The Merv Hardie, named for politician, businessman and bush pilot Merv Hardie, was a ferry that connected the eastern and western portions of the Yellowknife Highway, across the Mackenzie River, near Fort Providence.
She was retired in late 2012 when the Deh Cho Bridge, the first road bridge across the Mackenzie, was completed.

The Mackenzie River ices up for months of the year. Depending on conditions the ferry was able to cross, when the ice was relatively thin. Ice dams could lower water levels, making crossings impossible. When the ice grew thick enough, an ice bridge was maintained, capable of allowing the crossing of the largest vehicles.

Following her last crossing at Fort Providence the Northern Journal interviewed John Mikula, who had served as one of the ferry's captains. Mikula, who had served as a captain for 17 years, told the Northern Journal that when crew member's previous contracts had come up for renewal they had only been offered contracts that classified them as casual workers, with the result that when the service ended they were not entitled to severance pay, and this had left the workers feeling bitter.

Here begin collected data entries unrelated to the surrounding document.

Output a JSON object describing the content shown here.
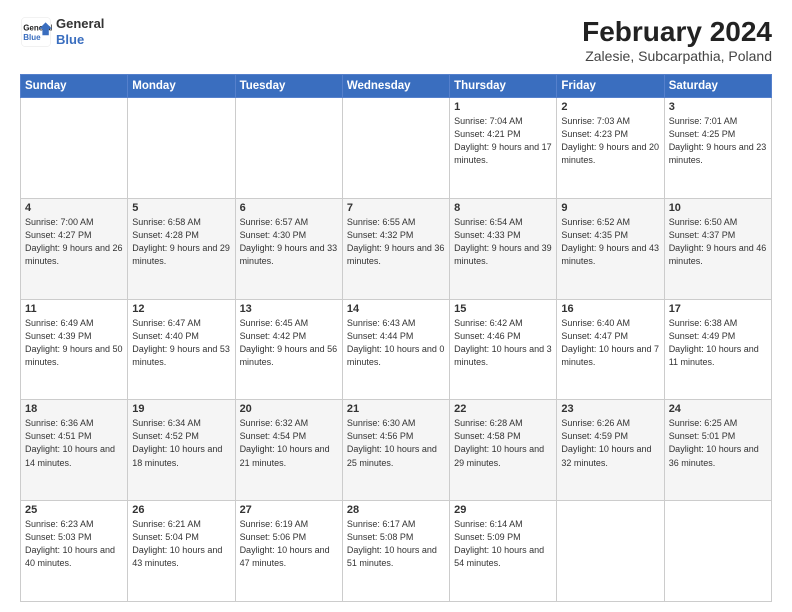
{
  "logo": {
    "line1": "General",
    "line2": "Blue"
  },
  "title": "February 2024",
  "subtitle": "Zalesie, Subcarpathia, Poland",
  "days_header": [
    "Sunday",
    "Monday",
    "Tuesday",
    "Wednesday",
    "Thursday",
    "Friday",
    "Saturday"
  ],
  "weeks": [
    [
      {
        "day": "",
        "info": ""
      },
      {
        "day": "",
        "info": ""
      },
      {
        "day": "",
        "info": ""
      },
      {
        "day": "",
        "info": ""
      },
      {
        "day": "1",
        "info": "Sunrise: 7:04 AM\nSunset: 4:21 PM\nDaylight: 9 hours\nand 17 minutes."
      },
      {
        "day": "2",
        "info": "Sunrise: 7:03 AM\nSunset: 4:23 PM\nDaylight: 9 hours\nand 20 minutes."
      },
      {
        "day": "3",
        "info": "Sunrise: 7:01 AM\nSunset: 4:25 PM\nDaylight: 9 hours\nand 23 minutes."
      }
    ],
    [
      {
        "day": "4",
        "info": "Sunrise: 7:00 AM\nSunset: 4:27 PM\nDaylight: 9 hours\nand 26 minutes."
      },
      {
        "day": "5",
        "info": "Sunrise: 6:58 AM\nSunset: 4:28 PM\nDaylight: 9 hours\nand 29 minutes."
      },
      {
        "day": "6",
        "info": "Sunrise: 6:57 AM\nSunset: 4:30 PM\nDaylight: 9 hours\nand 33 minutes."
      },
      {
        "day": "7",
        "info": "Sunrise: 6:55 AM\nSunset: 4:32 PM\nDaylight: 9 hours\nand 36 minutes."
      },
      {
        "day": "8",
        "info": "Sunrise: 6:54 AM\nSunset: 4:33 PM\nDaylight: 9 hours\nand 39 minutes."
      },
      {
        "day": "9",
        "info": "Sunrise: 6:52 AM\nSunset: 4:35 PM\nDaylight: 9 hours\nand 43 minutes."
      },
      {
        "day": "10",
        "info": "Sunrise: 6:50 AM\nSunset: 4:37 PM\nDaylight: 9 hours\nand 46 minutes."
      }
    ],
    [
      {
        "day": "11",
        "info": "Sunrise: 6:49 AM\nSunset: 4:39 PM\nDaylight: 9 hours\nand 50 minutes."
      },
      {
        "day": "12",
        "info": "Sunrise: 6:47 AM\nSunset: 4:40 PM\nDaylight: 9 hours\nand 53 minutes."
      },
      {
        "day": "13",
        "info": "Sunrise: 6:45 AM\nSunset: 4:42 PM\nDaylight: 9 hours\nand 56 minutes."
      },
      {
        "day": "14",
        "info": "Sunrise: 6:43 AM\nSunset: 4:44 PM\nDaylight: 10 hours\nand 0 minutes."
      },
      {
        "day": "15",
        "info": "Sunrise: 6:42 AM\nSunset: 4:46 PM\nDaylight: 10 hours\nand 3 minutes."
      },
      {
        "day": "16",
        "info": "Sunrise: 6:40 AM\nSunset: 4:47 PM\nDaylight: 10 hours\nand 7 minutes."
      },
      {
        "day": "17",
        "info": "Sunrise: 6:38 AM\nSunset: 4:49 PM\nDaylight: 10 hours\nand 11 minutes."
      }
    ],
    [
      {
        "day": "18",
        "info": "Sunrise: 6:36 AM\nSunset: 4:51 PM\nDaylight: 10 hours\nand 14 minutes."
      },
      {
        "day": "19",
        "info": "Sunrise: 6:34 AM\nSunset: 4:52 PM\nDaylight: 10 hours\nand 18 minutes."
      },
      {
        "day": "20",
        "info": "Sunrise: 6:32 AM\nSunset: 4:54 PM\nDaylight: 10 hours\nand 21 minutes."
      },
      {
        "day": "21",
        "info": "Sunrise: 6:30 AM\nSunset: 4:56 PM\nDaylight: 10 hours\nand 25 minutes."
      },
      {
        "day": "22",
        "info": "Sunrise: 6:28 AM\nSunset: 4:58 PM\nDaylight: 10 hours\nand 29 minutes."
      },
      {
        "day": "23",
        "info": "Sunrise: 6:26 AM\nSunset: 4:59 PM\nDaylight: 10 hours\nand 32 minutes."
      },
      {
        "day": "24",
        "info": "Sunrise: 6:25 AM\nSunset: 5:01 PM\nDaylight: 10 hours\nand 36 minutes."
      }
    ],
    [
      {
        "day": "25",
        "info": "Sunrise: 6:23 AM\nSunset: 5:03 PM\nDaylight: 10 hours\nand 40 minutes."
      },
      {
        "day": "26",
        "info": "Sunrise: 6:21 AM\nSunset: 5:04 PM\nDaylight: 10 hours\nand 43 minutes."
      },
      {
        "day": "27",
        "info": "Sunrise: 6:19 AM\nSunset: 5:06 PM\nDaylight: 10 hours\nand 47 minutes."
      },
      {
        "day": "28",
        "info": "Sunrise: 6:17 AM\nSunset: 5:08 PM\nDaylight: 10 hours\nand 51 minutes."
      },
      {
        "day": "29",
        "info": "Sunrise: 6:14 AM\nSunset: 5:09 PM\nDaylight: 10 hours\nand 54 minutes."
      },
      {
        "day": "",
        "info": ""
      },
      {
        "day": "",
        "info": ""
      }
    ]
  ]
}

In February 2013, several months after she was retired from the Fort Providence crossing, Sonny Blake Jr., member for the Mackenzie Delta riding in the territorial legislature, asked the Minister of Transportation Dave Ramsay, whether the ferry could replace the MV Louis Cardinal, a smaller and less capable ferry operating at Tsiigehtchic, in the delta. Ramsay said the ferry needed maintenance work, but the government would consider putting her in service elsewhere. However, as of 2020 the Merv Hardie had not been returned to service.